Apart from @DJurcau’s answer (with which I agree):

  1. You’re not closing your StreamReaders.

  2. /// <returns>HTML Text of URL</returns>

    Not always. It can also return an error.

  3. Exposing crucial request settings as public properties (rather than eg. method or constructor parameters) is questionable too, in my opinion. It doesn’t enforce calling code to supply the necessary minimum of information required for the request to succeed. So it’s not a particularly friendly API, if I the burden of remembering which properties need to be set is still on me.

    Your SendRequest method doesn’t even validate it explicitly – eg. if Url is not set, I’ll just get an exception from WebRequest complaining about the lack of requestUriString, and you’re leaving it up to me to figure out that it translates to the Url not being set. Same with RequestMethod.

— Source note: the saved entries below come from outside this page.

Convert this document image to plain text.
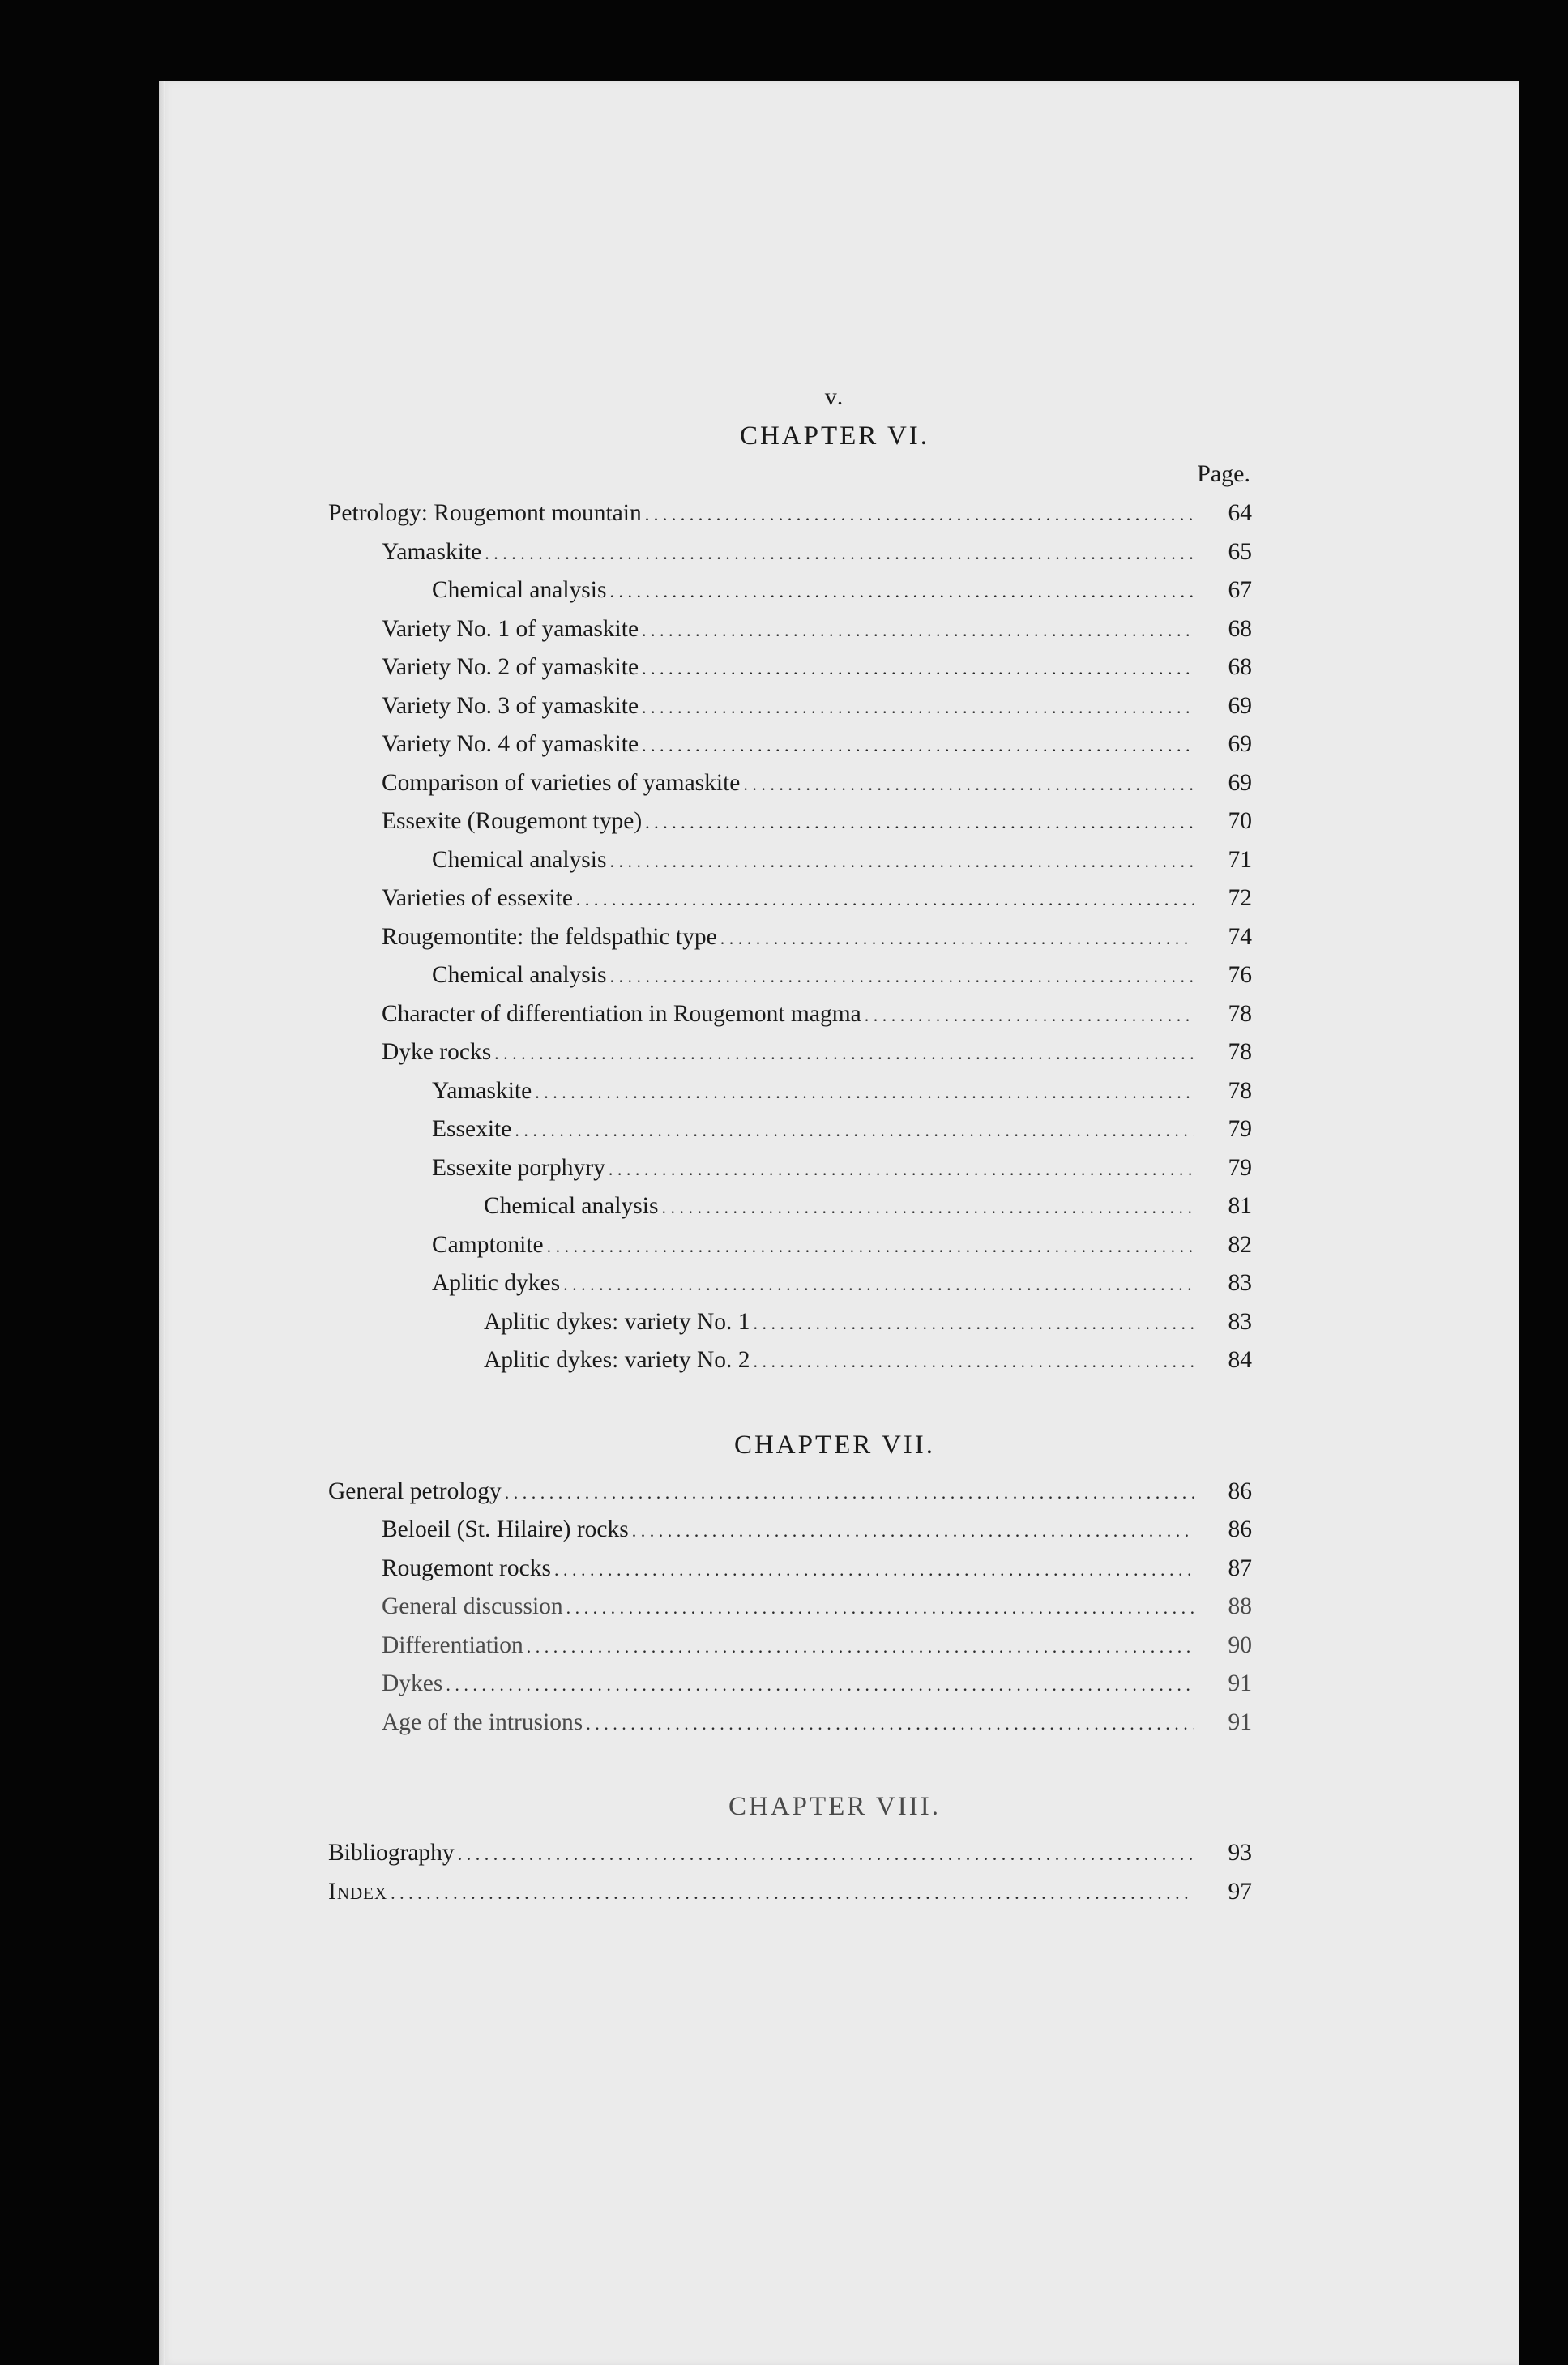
v.
CHAPTER VI.
Page.
Petrology: Rougemont mountain . . .	64
Yamaskite . . .	65
Chemical analysis . . .	67
Variety No. 1 of yamaskite . . .	68
Variety No. 2 of yamaskite . . .	68
Variety No. 3 of yamaskite . . .	69
Variety No. 4 of yamaskite . . .	69
Comparison of varieties of yamaskite . . .	69
Essexite (Rougemont type) . . .	70
Chemical analysis . . .	71
Varieties of essexite . . .	72
Rougemontite: the feldspathic type . . .	74
Chemical analysis . . .	76
Character of differentiation in Rougemont magma . . .	78
Dyke rocks . . .	78
Yamaskite . . .	78
Essexite . . .	79
Essexite porphyry . . .	79
Chemical analysis . . .	81
Camptonite . . .	82
Aplitic dykes . . .	83
Aplitic dykes: variety No. 1 . . .	83
Aplitic dykes: variety No. 2 . . .	84
CHAPTER VII.
General petrology . . .	86
Beloeil (St. Hilaire) rocks . . .	86
Rougemont rocks . . .	87
General discussion . . .	88
Differentiation . . .	90
Dykes . . .	91
Age of the intrusions . . .	91
CHAPTER VIII.
Bibliography . . .	93
Index . . .	97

    Such mutability also introduces an inherent lack of thread safety – what if someone changes one of these properties (from another thread) while SendRequest is being executed and is half-way through? We don’t always need thread safety, but it’s one thing not to implement it at all, sort of ignoring the issue altogether, and another: to throw it out of the window by design, for no good reason. Other things being equal, I’d say prefer stateless/immutable objects to stateful/mutable ones.

  4. Naming: if the class is named Request already, there’s little point in naming all its properties RequestMethod, RequestParameters, RequestCookie etc. (with curious omission of Url – why not RequestUrl, then?). It’s known as Smurf naming convention anti-pattern.